Avoid submitting inefficient Jobs!

If your code can be parallelized only partially (serial parts remaining), familiarize with Amdahl's law and make sure your Job efficiency is still well above 50%.

Default Values

Slurm parameters like --ntasks and --cpus-per-task default to 1 if omitted.

However, when omitting these Slurm parameters, their corresponding environment variables SLURM_NTASKS and SLURM_CPUS_PER_TASK will not be populated. For this reason you will find export OMP_NUM_THREADS=${SLURM_CPUS_PER_TASK:-1} in most job templates which sets OMP_NUM_THREADS=1 if SLURM_CPUS_PER_TASK is not defined.

Pure OpenMP Jobs (n CPUs)

Some software like the linear algebra routines in NumPy and MATLAB are able to use multiple CPU-cores via libraries that have been written using shared-memory parallel programming models like OpenMP,  pthreads or Intel Threading Building Blocks (TBB). OpenMP programs, for instance, run as multiple "threads" on a single node with each thread using one CPU-core.


Below is an appropriate Slurm script for a multithreaded job:

#!/usr/bin/env bash

#SBATCH --job-name=multithreading-example
#SBATCH --partition=epyc
#SBATCH --mail-type=END,INVALID_DEPEND
#SBATCH --mail-user=noreply@uni-a.de
#SBATCH --time=1-0

# Request memory per CPU
#SBATCH --mem-per-cpu=1G
# Request n CPUs for your task.
#SBATCH --cpus-per-task=n

# set number of OpenMP threads
export OMP_NUM_THREADS=${SLURM_CPUS_PER_TASK:-1}

# Load application module here if necessary

# No need to pass number of tasks to srun
srun my_program

Setting the environment variable OMP_NUM_THREADS is essential.
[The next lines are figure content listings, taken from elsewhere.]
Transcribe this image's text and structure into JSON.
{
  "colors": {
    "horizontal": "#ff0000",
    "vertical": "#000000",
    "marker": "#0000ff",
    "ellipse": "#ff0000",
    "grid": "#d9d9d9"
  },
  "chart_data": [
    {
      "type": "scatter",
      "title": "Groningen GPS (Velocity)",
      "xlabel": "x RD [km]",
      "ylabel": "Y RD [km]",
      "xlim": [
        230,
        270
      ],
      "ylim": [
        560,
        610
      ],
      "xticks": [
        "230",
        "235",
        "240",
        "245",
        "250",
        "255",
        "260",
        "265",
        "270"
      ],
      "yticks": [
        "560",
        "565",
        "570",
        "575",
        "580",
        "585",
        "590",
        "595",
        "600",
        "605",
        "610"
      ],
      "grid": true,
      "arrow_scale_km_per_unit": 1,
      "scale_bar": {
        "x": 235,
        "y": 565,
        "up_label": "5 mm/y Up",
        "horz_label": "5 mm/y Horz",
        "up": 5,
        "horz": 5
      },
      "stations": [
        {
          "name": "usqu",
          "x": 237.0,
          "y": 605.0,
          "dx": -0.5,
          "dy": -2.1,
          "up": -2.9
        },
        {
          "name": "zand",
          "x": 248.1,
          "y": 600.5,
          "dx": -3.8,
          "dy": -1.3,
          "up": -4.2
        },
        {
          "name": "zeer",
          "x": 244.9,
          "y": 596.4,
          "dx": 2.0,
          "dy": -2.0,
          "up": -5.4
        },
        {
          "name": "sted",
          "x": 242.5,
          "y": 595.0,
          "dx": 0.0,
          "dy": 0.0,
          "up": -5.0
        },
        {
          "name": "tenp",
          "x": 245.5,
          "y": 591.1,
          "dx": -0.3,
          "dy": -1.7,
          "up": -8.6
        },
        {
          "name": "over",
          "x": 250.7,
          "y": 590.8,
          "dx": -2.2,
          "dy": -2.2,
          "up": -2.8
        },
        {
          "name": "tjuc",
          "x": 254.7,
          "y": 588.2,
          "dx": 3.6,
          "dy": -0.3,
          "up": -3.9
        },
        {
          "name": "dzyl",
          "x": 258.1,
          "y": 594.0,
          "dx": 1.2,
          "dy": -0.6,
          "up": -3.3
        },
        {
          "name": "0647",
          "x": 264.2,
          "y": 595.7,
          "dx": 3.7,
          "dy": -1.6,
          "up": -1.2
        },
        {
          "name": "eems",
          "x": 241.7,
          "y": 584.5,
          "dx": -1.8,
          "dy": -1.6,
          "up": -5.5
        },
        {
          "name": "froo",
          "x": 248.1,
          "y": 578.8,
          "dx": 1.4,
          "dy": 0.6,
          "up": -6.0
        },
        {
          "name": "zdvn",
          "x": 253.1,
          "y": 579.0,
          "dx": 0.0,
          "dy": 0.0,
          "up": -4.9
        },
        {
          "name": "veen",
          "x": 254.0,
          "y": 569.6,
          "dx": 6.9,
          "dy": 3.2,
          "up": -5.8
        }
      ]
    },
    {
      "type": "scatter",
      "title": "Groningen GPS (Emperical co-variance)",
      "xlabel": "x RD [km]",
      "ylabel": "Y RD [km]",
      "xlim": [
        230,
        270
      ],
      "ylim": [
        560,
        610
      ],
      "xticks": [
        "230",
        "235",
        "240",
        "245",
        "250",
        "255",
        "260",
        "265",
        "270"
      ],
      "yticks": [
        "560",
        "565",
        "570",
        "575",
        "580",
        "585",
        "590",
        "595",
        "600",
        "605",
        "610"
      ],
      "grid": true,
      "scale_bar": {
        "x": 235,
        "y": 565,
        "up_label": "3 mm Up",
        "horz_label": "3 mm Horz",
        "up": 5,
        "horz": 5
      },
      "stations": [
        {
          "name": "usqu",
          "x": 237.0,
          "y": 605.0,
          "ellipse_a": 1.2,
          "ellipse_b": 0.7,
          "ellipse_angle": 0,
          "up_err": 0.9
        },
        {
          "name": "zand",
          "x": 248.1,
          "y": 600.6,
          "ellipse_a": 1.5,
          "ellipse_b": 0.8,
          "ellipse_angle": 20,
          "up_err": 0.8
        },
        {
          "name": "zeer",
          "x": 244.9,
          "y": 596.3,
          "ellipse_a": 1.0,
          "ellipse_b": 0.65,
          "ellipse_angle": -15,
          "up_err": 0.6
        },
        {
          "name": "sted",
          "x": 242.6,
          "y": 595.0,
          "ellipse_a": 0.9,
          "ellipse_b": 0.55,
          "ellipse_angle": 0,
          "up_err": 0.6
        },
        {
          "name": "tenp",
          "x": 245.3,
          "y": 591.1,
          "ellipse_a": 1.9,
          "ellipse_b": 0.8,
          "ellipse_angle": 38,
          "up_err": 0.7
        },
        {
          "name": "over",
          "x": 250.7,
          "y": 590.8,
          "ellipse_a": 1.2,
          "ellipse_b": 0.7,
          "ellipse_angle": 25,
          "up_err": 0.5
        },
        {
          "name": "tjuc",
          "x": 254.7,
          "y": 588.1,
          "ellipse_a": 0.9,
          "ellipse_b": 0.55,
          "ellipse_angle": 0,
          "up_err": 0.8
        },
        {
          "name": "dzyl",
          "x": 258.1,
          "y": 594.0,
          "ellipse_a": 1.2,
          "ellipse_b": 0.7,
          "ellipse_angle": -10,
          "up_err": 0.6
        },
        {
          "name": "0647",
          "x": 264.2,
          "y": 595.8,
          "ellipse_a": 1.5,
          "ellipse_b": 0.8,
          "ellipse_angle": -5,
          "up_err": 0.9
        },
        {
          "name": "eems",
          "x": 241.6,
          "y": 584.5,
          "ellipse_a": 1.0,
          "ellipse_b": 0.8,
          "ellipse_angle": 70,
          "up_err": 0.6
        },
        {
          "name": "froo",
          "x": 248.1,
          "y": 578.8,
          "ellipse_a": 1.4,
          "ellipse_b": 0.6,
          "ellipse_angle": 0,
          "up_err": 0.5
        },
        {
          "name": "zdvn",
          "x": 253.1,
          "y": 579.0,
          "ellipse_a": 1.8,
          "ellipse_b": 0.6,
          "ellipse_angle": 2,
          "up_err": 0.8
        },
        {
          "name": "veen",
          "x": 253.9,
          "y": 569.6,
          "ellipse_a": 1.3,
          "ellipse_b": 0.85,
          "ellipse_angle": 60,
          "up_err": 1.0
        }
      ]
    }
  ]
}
If omitted, your application might assume all cores of a node should be used which causes additional overhead and high load on a node.

For a multithreaded, single-node job make sure that cpus-per-task is equal to or less than the number of CPU-cores on a node, otherwise Slurm will refuse to accept your job submission.

Important

Only codes that have been explicitly written to use multiple threads will be able to take advantage of multiple CPU-cores. Using a value of cpus-per-task greater than 1 for a code that has not been parallelized will not improve its performance. Instead, doing so will waste resources and cause your next job submission to have a lower priority.
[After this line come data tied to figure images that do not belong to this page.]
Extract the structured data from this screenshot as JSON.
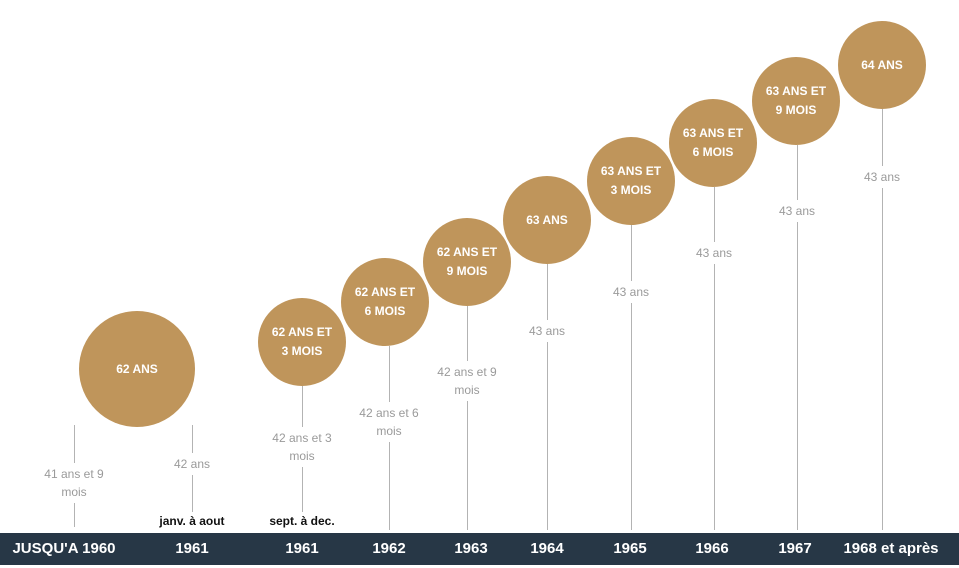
{
  "colors": {
    "circle": "#bf955b",
    "bar": "#273746",
    "line": "#b3b3b3",
    "muted_text": "#9a9a9a"
  },
  "entries": [
    {
      "year": "JUSQU'A 1960",
      "age": "",
      "duration": "41 ans et 9\nmois",
      "sub": ""
    },
    {
      "year": "1961",
      "age": "62 ANS",
      "duration": "42 ans",
      "sub": "janv. à aout"
    },
    {
      "year": "1961",
      "age": "62 ANS ET\n3 MOIS",
      "duration": "42 ans et 3\nmois",
      "sub": "sept. à dec."
    },
    {
      "year": "1962",
      "age": "62 ANS ET\n6 MOIS",
      "duration": "42 ans et 6\nmois",
      "sub": ""
    },
    {
      "year": "1963",
      "age": "62 ANS ET\n9 MOIS",
      "duration": "42 ans et 9\nmois",
      "sub": ""
    },
    {
      "year": "1964",
      "age": "63 ANS",
      "duration": "43 ans",
      "sub": ""
    },
    {
      "year": "1965",
      "age": "63 ANS ET\n3 MOIS",
      "duration": "43 ans",
      "sub": ""
    },
    {
      "year": "1966",
      "age": "63 ANS ET\n6 MOIS",
      "duration": "43 ans",
      "sub": ""
    },
    {
      "year": "1967",
      "age": "63 ANS ET\n9 MOIS",
      "duration": "43 ans",
      "sub": ""
    },
    {
      "year": "1968 et après",
      "age": "64 ANS",
      "duration": "43 ans",
      "sub": ""
    }
  ]
}
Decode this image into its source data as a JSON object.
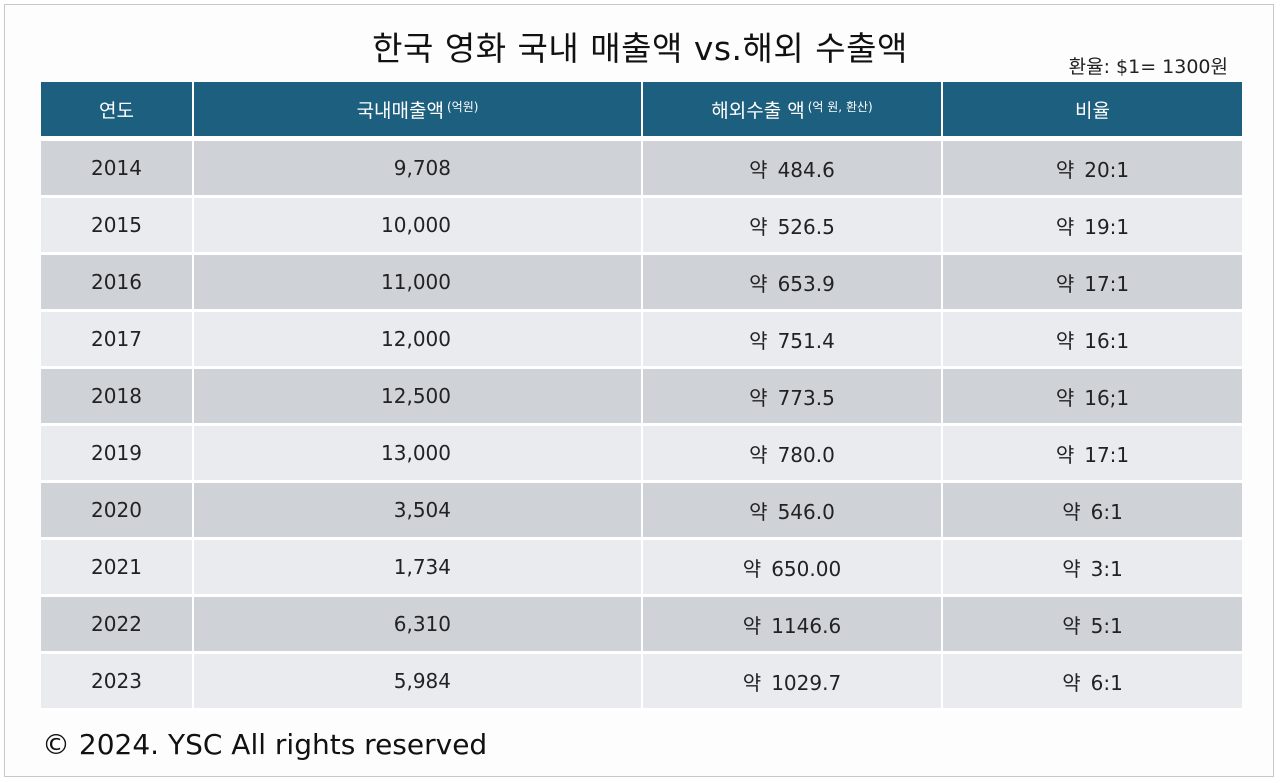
{
  "title": "한국 영화 국내 매출액 vs.해외 수출액",
  "note": "환율: $1= 1300원",
  "footer": "© 2024. YSC All rights reserved",
  "chart_data": {
    "type": "table",
    "title": "한국 영화 국내 매출액 vs.해외 수출액",
    "headers": [
      {
        "label": "연도",
        "sup": ""
      },
      {
        "label": "국내매출액",
        "sup": "(억원)"
      },
      {
        "label": "해외수출 액",
        "sup": "(억 원, 환산)"
      },
      {
        "label": "비율",
        "sup": ""
      }
    ],
    "prefix": "약",
    "rows": [
      {
        "year": "2014",
        "domestic": "9,708",
        "overseas": "484.6",
        "ratio": "20:1"
      },
      {
        "year": "2015",
        "domestic": "10,000",
        "overseas": "526.5",
        "ratio": "19:1"
      },
      {
        "year": "2016",
        "domestic": "11,000",
        "overseas": "653.9",
        "ratio": "17:1"
      },
      {
        "year": "2017",
        "domestic": "12,000",
        "overseas": "751.4",
        "ratio": "16:1"
      },
      {
        "year": "2018",
        "domestic": "12,500",
        "overseas": "773.5",
        "ratio": "16;1"
      },
      {
        "year": "2019",
        "domestic": "13,000",
        "overseas": "780.0",
        "ratio": "17:1"
      },
      {
        "year": "2020",
        "domestic": "3,504",
        "overseas": "546.0",
        "ratio": "6:1"
      },
      {
        "year": "2021",
        "domestic": "1,734",
        "overseas": "650.00",
        "ratio": "3:1"
      },
      {
        "year": "2022",
        "domestic": "6,310",
        "overseas": "1146.6",
        "ratio": "5:1"
      },
      {
        "year": "2023",
        "domestic": "5,984",
        "overseas": "1029.7",
        "ratio": "6:1"
      }
    ]
  }
}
Pure Multiprocessing Jobs (n CPUs)

Sometimes software handles parallel computation by forking (processes created by the main process) a certain number of processes that will do the work. Contrary to MPI where Slurm is responsible for launching, these processes are controlled by your application. Examples are Python (multiprocessing, joblib), R (doParallel), julia (distributed) and many others. Such kind of jobs are almost always restricted to a single node, because processes on other nodes must involve Slurm to launch them (at least the main process).
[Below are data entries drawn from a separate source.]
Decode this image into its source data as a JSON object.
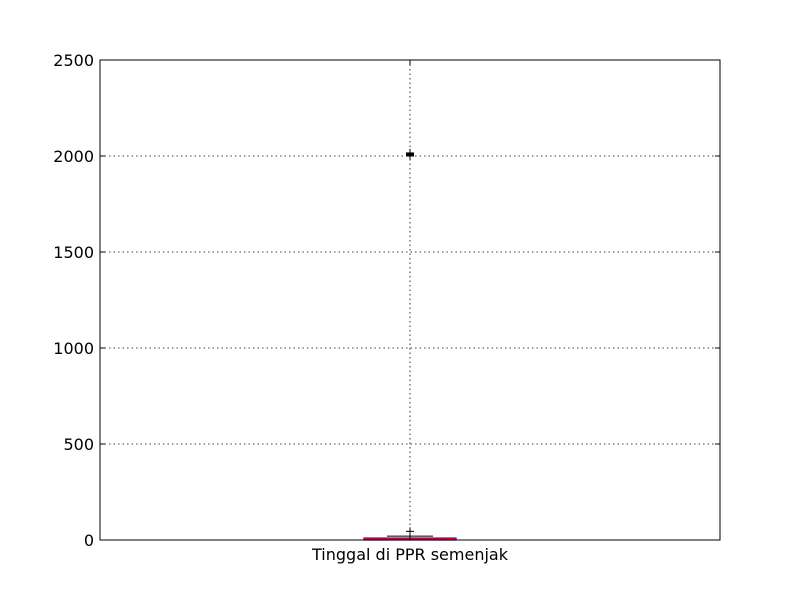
{
  "chart_data": {
    "type": "box",
    "title": "",
    "xlabel": "",
    "ylabel": "",
    "ylim": [
      0,
      2500
    ],
    "yticks": [
      0,
      500,
      1000,
      1500,
      2000,
      2500
    ],
    "ytick_labels": [
      "0",
      "500",
      "1000",
      "1500",
      "2000",
      "2500"
    ],
    "grid": true,
    "categories": [
      "Tinggal di PPR semenjak"
    ],
    "boxes": [
      {
        "category": "Tinggal di PPR semenjak",
        "whisker_low": 0,
        "q1": 0,
        "median": 5,
        "q3": 10,
        "whisker_high": 20,
        "fliers": [
          45,
          2000,
          2002,
          2004,
          2006,
          2008,
          2010,
          2012,
          2014,
          2016
        ]
      }
    ],
    "colors": {
      "box": "#0000ff",
      "median": "#ff0000",
      "whisker": "#000000",
      "grid": "#000000"
    }
  }
}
Below is an appropriate Slurm script for a multiprocessing job:

#!/usr/bin/env bash

#SBATCH --job-name=multiprocessing-example
#SBATCH --partition=epyc
#SBATCH --mail-type=END,INVALID_DEPEND
#SBATCH --mail-user=noreply@uni-a.de
#SBATCH --time=1-0

# Request memory per CPU
#SBATCH --mem-per-cpu=1G
# Request n CPUs for your task.
#SBATCH --cpus-per-task=n

# Limit number of OpenMP threads to 1 to avoid multiple levels of parallelism
export OMP_NUM_THREADS=1

# Load application module here if necessary

# No need to pass number of tasks to srun
srun my_program


Setting the environment variable OMP_NUM_THREADS=1 is essential. If omitted and the program also supports multithreading, each process might assume all cores of a node should be used which causes additional overhead and high load on a node due to multiple levels of parallelism (n*128 CPU Cores)

Since your application is in control how many processes will be created, make sure (in your program code or input file) that only n processes will be created. A mismatch with create either a waste of resources or additional overhead to over-subscription.